How to identify poison ivy

16 March, 2015

Spring is landscaping season, which means you'll be spending quality time with your gardening gloves soon. Planting a fresh haul of flowers is an exciting start to the season, but there's one plant that we always fail to spot while we're elbows deep in soil: poison ivy. We've all heard the adage "Leaves of three, let it be," but this has proven to be almost hilarious advice – many plants produced three-pronged leaves. Luckily, there are far easier (and more definitive) ways to distinguish poison ivy from just another green plant. Here's what you need to know:

Blame it on urushiol

Urushiol is the oily resin that makes you break out in an itchy rash when you come in contact with poison ivy. It's not contagious, but it does transfer incredibly easily from plant to skin (and even onto pet fur), so spreading the stuff all over your body isn't difficult to do.

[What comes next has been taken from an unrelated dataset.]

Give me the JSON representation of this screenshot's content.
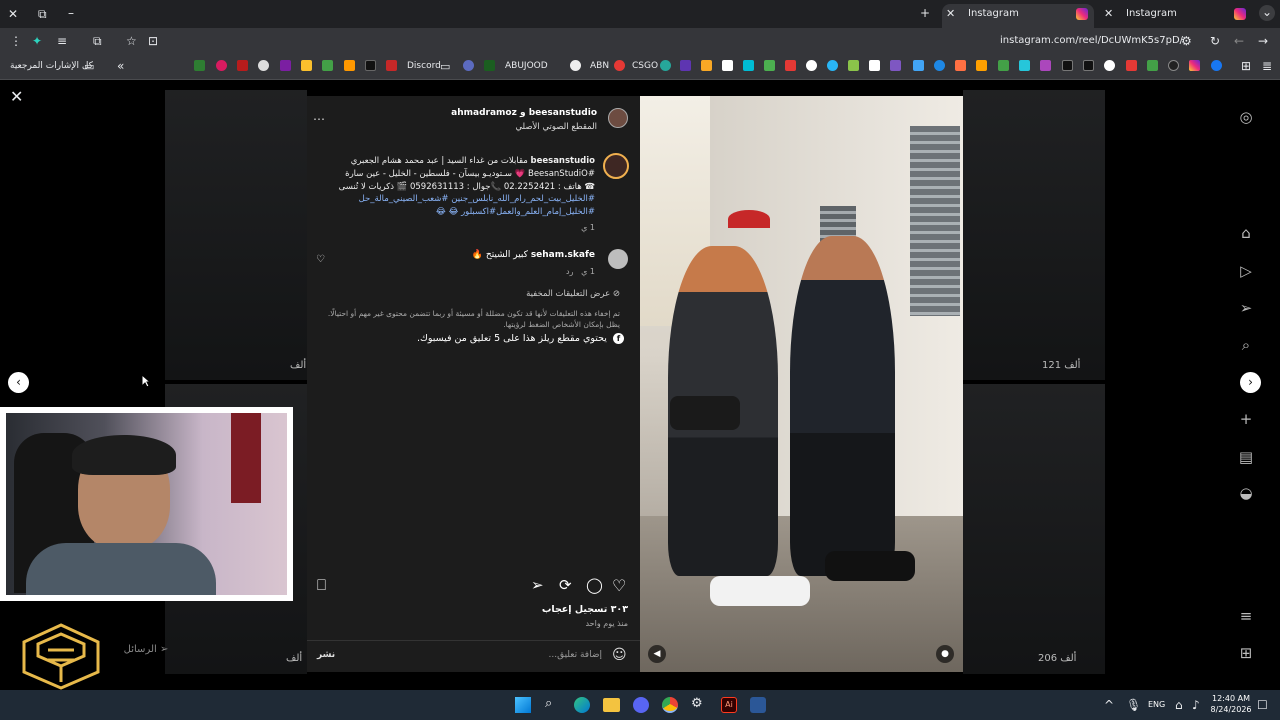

It doesn't always look the same

Just to make detecting poison ivy even more difficult, this unfortunate weed looks different depending on the season and the age of the plant. The edges of the leaves can be jagged or smooth, while the size of the leaf varies greatly. Poison ivy will be red and orange in the fall and the spring and bright green during the summer. In short, poison ivy leaves tell you nothing unless you're a skilled botanist and have spent hours pouring over the all its different variations. This plant does have one consistency, though: It will always have three leaves, even if it isn't the only plant to do so.

It sometimes has tiny flowers or berries

If you can't always count on the leaves to expose the menacing plant, you'll have to look elsewhere. One summertime giveaway is the growth of tiny green flowers that cluster near the base of the leaves. In the fall, poison ivy will have tiny white berries that birds and deer like to munch on, which explains how poison ivy seems to grow everywhere. 

It's always on the edge of something

Poison ivy likes to be in partial sunlight in areas that people have at least partially developed. That's why it's frequently found along fence lines and roadways. When you find yourself along the perimeter of something, watch your step. We'd also recommend you avoid putting any outdoor furniture in this area, just in case.

The roots can be hairy

When an older poison ivy plant grows near trees, it will sometimes extend thin aerial roots and clamp them to the trunk. At first glance, it may seem like these roots belong to the tree itself, but they're a dead giveaway that a rash-in-the-making is lurking nearby. 

Hopefully, this helps make landscaping nothing but a pleasant experience this year. When in doubt, we always stick to one simple piece of advice: If it looks like it might be poison ivy, it's best to stay far away.